Mayo Clinic researchers found that the heart attack rate in Olmsted County went down by 33 percent 18 months after smoke-free workplace laws were implemented, compared with 18 months before the laws were implemented.

They also found that sudden cardiac deaths decreased by 17 percent from the 18 months before the laws went into effect and 18 months after.

"Moving forward, we should prioritize the enforcement of smoke-free policies, eliminating loopholes in existing policies as well as encouraging expansion of smoke-free policies to include multiunit housing, motor vehicles, casinos and outdoor locations," University of California, San Francisco experts, who were not involved in conducting the study, wrote in a related commentary in the journal.

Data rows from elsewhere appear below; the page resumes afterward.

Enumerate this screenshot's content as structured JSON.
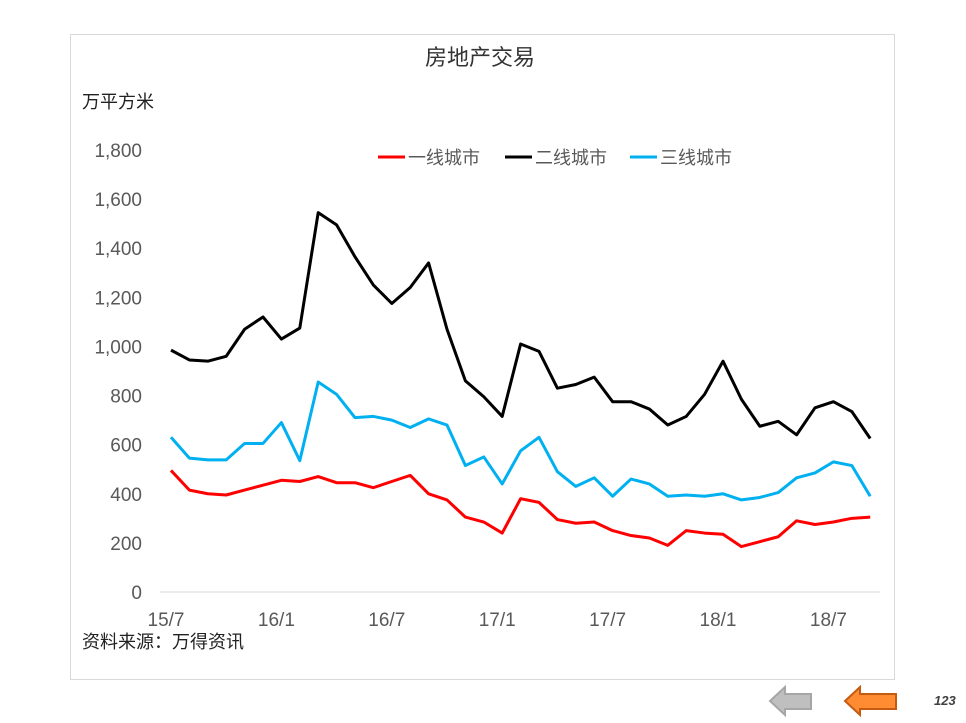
{
  "page_number": "123",
  "navigation": {
    "back_icon": "arrow-left-gray",
    "forward_icon": "arrow-left-orange"
  },
  "chart_data": {
    "type": "line",
    "title": "房地产交易",
    "ylabel": "万平方米",
    "source": "资料来源：万得资讯",
    "ylim": [
      0,
      1800
    ],
    "yticks": [
      0,
      200,
      400,
      600,
      800,
      1000,
      1200,
      1400,
      1600,
      1800
    ],
    "ytick_labels": [
      "0",
      "200",
      "400",
      "600",
      "800",
      "1,000",
      "1,200",
      "1,400",
      "1,600",
      "1,800"
    ],
    "xtick_labels": [
      "15/7",
      "16/1",
      "16/7",
      "17/1",
      "17/7",
      "18/1",
      "18/7"
    ],
    "xtick_index": [
      0,
      6,
      12,
      18,
      24,
      30,
      36
    ],
    "legend_position": "top-right",
    "grid": false,
    "series": [
      {
        "name": "一线城市",
        "color": "#ff0000",
        "values": [
          495,
          415,
          400,
          395,
          415,
          435,
          455,
          450,
          470,
          445,
          445,
          425,
          450,
          475,
          400,
          375,
          305,
          285,
          240,
          380,
          365,
          295,
          280,
          285,
          250,
          230,
          220,
          190,
          250,
          240,
          235,
          185,
          205,
          225,
          290,
          275,
          285,
          300,
          305
        ]
      },
      {
        "name": "二线城市",
        "color": "#000000",
        "values": [
          985,
          945,
          940,
          960,
          1070,
          1120,
          1030,
          1075,
          1545,
          1495,
          1365,
          1250,
          1175,
          1240,
          1340,
          1070,
          860,
          795,
          715,
          1010,
          980,
          830,
          845,
          875,
          775,
          775,
          745,
          680,
          715,
          805,
          940,
          785,
          675,
          695,
          640,
          750,
          775,
          735,
          625
        ]
      },
      {
        "name": "三线城市",
        "color": "#00b0f0",
        "values": [
          630,
          545,
          538,
          538,
          605,
          605,
          690,
          535,
          855,
          805,
          710,
          715,
          700,
          670,
          705,
          680,
          515,
          550,
          440,
          575,
          630,
          490,
          430,
          465,
          390,
          460,
          440,
          390,
          395,
          390,
          400,
          375,
          385,
          405,
          465,
          485,
          530,
          515,
          390
        ]
      }
    ]
  }
}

The study included looking at the heart attack rates 18 months before the smoke-free law was implemented in the county in 2002, and the rates 18 months after all workplaces were made smoke-free in 2007.

Specifically, the researchers found that the number of heart attacks for every 100,000 people went down from 150.8 people to 100.7 people after the laws went into effect.

Previous research has shown that secondhand smoke claims more than 40,000 lives in the U.S. each year, LiveScience reported.

And a Harvard study presented just this past month at the annual meeting of the American College of Chest Physicians showed that in just 20 minutes, secondhand smoke causes impediments in airflow through a person's airway.